I believe I owe a clarification. It was pointed out to me that the last blog didn’t accurately reflect who I am and the work I do as an acupuncturist in Boulder.

Let me explain. When I was 15, I had Bell’s Palsy - half of my face was paralyzed for several weeks, recovering slowly over months. I had to tape my eye shut at night to sleep, food would dribble out of my mouth when I ate, but worse of all was feeling distorted. I saw how people flinched or recoiled when they first saw my half-smiling half-frozen face. My friends were loving and supportive, but I still felt uncomfortable in my own skin. 

It was Bell’s Palsy that led to me to get acupuncture. Seven or eight years later I still couldn’t raise my left eyebrow, my smile was still crooked, and my squinty eye still teared whenever I ate. My experiences with acupuncture didn’t “fix” my eyebrow or my smile, but they did open me up to a relationship with myself.

What occured in those months while I was receiving acupuncture in my early twenties was a flowering of my heart. It was the beginning of walking my soul path in the world as a young adult.

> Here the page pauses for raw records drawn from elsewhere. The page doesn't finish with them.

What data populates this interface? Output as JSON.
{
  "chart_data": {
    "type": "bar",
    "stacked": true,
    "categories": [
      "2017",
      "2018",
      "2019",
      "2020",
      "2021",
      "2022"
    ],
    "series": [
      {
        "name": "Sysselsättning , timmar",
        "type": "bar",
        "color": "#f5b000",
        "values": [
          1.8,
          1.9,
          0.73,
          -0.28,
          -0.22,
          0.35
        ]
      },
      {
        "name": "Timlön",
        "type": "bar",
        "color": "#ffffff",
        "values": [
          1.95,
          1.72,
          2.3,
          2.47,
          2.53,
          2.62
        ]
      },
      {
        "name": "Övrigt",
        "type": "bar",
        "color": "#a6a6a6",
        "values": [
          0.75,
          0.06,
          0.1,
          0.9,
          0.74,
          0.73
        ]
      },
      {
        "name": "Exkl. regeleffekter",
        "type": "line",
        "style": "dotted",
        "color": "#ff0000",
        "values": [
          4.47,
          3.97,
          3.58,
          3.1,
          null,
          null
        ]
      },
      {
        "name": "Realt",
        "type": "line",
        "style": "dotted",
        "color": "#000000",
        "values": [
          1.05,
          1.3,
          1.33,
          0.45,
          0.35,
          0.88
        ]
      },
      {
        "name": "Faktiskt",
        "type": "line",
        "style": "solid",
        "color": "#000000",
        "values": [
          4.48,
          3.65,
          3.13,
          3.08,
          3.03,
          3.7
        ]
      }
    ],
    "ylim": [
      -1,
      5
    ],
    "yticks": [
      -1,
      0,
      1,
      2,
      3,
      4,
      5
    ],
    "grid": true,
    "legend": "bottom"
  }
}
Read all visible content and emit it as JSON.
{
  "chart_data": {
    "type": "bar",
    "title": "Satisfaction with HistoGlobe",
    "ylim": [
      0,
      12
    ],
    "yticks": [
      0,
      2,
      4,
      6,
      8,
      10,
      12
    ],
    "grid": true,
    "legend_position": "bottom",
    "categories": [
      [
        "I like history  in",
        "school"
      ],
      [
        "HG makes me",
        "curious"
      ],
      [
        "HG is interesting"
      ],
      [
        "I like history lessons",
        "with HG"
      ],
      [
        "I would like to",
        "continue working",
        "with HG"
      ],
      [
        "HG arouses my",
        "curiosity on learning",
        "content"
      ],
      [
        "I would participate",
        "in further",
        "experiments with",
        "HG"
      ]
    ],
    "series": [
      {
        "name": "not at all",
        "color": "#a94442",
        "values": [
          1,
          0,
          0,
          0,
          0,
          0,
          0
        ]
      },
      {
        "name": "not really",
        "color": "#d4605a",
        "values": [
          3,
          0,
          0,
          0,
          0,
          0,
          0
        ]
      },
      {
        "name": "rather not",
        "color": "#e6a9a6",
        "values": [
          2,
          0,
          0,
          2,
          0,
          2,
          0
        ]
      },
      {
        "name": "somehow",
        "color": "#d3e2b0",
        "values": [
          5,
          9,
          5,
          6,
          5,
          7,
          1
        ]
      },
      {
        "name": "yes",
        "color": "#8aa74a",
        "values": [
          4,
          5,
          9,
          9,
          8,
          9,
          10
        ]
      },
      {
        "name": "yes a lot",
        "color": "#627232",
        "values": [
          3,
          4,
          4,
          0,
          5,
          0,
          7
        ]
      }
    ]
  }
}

Ever since, I’ve been fascinated with the way our encounters with the physical self can serve as a doorway to the soul. I see this time and again in my practice. A person with shoulder pain discovers unresolved grief and heals both or someone struggling with lower back pain accesses the pain of their unbearable stress and then finds relief. I recognize that not all physical symptoms are rooted in the psychospiritual. Sometimes pain is the result of a car accident, digestive difficulties can be from a parasite or an inflammatory process, and aches, fatigue, and a foggy mind can be caused by diseases like Lyme. 

So, I've starting offering Facial Acupuncture. Because of my journey with Bell’s Palsy, I understand the experience of feeling dissatisfied when looking in the mirror. I have a lot of compassion and understanding for anyone and everyone who’s in that place. My hope is to let that open a doorway to the inner terrain. My intention is to help unbind the physical and emotional patterns that are holding people back in life. The reality is that physical and emotional patterns show up in the expressions on our faces, and that as we heal, things can change there too.

I felt a lot of confusion and resistance around offering Facial Acupuncture. And while I was aware of it, initially I neglected to fully understand what that resistance was trying to communicate to me. But I understand that I need to be explicit and clear about where I’m coming from and why I choose to offer what I do.